Summary
Objective
Hyponatraemia in hospitalised patients is common and associated with increased mortality. International guidelines give conflicting advice regarding the role of urea in the treatment of SIADH. We hypothesised that urea is a safe, effective treatment for fluid‐restriction refractory hyponatraemia.
Design
Review of urea for the treatment of hyponatraemia in patients admitted to a tertiary hospital during 2016‐17. Primary endpoint: proportion of patients achieving a serum sodium ≥130mmol/L at 72h.
Patients
Urea was used on 78 occasions in 69 patients. The median age was 67 (IQR 52‐76), 41% were female. Seventy (89.7%) had hyponatraemia due to SIADH – CNS pathology (64.3%) was the most common cause. The duration was acute in 32 (41%), chronic in 35 (44.9%) and unknown in the rest.
Results
The median nadir serum sodium was 122mmol/L (IQR 118‐126). Fluid restriction was first line treatment in 65.4%. Urea was used first line in 21.8% and second line in 78.2%. Fifty treatment episodes (64.1%) resulted in serum sodium ≥130mmol/L at 72h.
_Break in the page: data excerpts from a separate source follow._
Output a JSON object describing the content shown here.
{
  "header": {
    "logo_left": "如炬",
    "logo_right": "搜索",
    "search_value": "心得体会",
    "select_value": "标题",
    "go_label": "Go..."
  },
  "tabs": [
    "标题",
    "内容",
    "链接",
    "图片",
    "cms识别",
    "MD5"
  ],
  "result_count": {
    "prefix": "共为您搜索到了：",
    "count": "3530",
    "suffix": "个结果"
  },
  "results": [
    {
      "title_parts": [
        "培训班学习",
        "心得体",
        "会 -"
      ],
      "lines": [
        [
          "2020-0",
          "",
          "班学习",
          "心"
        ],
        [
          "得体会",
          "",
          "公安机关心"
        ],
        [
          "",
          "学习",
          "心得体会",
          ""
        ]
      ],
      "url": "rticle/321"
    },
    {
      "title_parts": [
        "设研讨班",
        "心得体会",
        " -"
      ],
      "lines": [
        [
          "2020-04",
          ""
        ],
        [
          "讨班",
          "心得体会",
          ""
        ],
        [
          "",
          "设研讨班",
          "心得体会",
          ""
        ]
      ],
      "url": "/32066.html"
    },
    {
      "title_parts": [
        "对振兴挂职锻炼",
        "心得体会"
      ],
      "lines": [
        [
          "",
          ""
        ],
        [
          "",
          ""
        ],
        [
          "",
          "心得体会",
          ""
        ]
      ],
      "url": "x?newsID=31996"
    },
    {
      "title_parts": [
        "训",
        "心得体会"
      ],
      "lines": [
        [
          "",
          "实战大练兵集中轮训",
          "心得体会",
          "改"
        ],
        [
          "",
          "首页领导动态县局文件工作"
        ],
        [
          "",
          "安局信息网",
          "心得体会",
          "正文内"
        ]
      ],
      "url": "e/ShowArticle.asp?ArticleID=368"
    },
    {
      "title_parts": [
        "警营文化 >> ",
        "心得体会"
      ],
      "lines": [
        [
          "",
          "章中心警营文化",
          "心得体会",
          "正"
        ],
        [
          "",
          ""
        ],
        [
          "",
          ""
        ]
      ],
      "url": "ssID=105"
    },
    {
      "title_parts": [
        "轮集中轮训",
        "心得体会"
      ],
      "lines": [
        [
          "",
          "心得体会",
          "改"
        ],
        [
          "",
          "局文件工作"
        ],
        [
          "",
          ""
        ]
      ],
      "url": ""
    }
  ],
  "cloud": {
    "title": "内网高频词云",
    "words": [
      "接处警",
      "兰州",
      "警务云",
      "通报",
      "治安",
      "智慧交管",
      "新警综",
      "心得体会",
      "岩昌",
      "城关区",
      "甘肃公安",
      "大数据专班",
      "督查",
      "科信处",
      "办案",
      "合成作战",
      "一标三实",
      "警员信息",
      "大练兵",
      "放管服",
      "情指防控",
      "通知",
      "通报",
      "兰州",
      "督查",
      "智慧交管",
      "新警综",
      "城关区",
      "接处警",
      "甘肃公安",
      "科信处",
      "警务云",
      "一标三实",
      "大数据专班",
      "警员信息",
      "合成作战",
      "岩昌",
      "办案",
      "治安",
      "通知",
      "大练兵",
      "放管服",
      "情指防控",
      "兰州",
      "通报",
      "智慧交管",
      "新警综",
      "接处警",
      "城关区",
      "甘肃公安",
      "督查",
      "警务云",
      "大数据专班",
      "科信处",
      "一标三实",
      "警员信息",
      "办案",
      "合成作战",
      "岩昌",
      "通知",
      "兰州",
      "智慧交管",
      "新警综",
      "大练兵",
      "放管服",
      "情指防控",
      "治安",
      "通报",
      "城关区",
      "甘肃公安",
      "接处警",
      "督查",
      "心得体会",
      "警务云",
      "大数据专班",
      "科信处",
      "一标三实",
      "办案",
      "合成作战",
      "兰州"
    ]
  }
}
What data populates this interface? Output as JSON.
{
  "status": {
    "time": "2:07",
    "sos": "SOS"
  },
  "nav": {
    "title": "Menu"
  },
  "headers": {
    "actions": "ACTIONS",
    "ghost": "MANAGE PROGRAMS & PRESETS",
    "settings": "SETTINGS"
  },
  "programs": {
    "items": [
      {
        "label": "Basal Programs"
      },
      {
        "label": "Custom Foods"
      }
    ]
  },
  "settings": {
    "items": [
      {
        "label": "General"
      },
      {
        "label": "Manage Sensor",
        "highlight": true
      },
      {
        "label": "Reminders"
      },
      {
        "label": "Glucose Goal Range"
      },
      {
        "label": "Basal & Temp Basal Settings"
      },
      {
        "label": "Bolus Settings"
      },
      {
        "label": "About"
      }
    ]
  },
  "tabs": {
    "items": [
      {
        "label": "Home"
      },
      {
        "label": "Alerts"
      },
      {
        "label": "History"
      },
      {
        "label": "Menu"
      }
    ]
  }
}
In 56 patients who received other prior treatment, the mean sodium change at 72h (6.9±4.8mmol/L) was greater than with the preceding treatments (‐1.0±4.7mmol/L; p<0.001). Seventeen patients (22.7%) had side effects (principally distaste), none were severe. No patients developed hypernatraemia, over‐correction (>10mmol/L in 24h or >18mmol/L in 48h), or died.
Conclusions
Urea is safe and effective in fluid restriction refractory hyponatraemia. We recommend urea with a starting dose of ≥30g/day, in patients with SIADH and moderate to profound hyponatraemia who are unable to undergo, or have failed fluid restriction.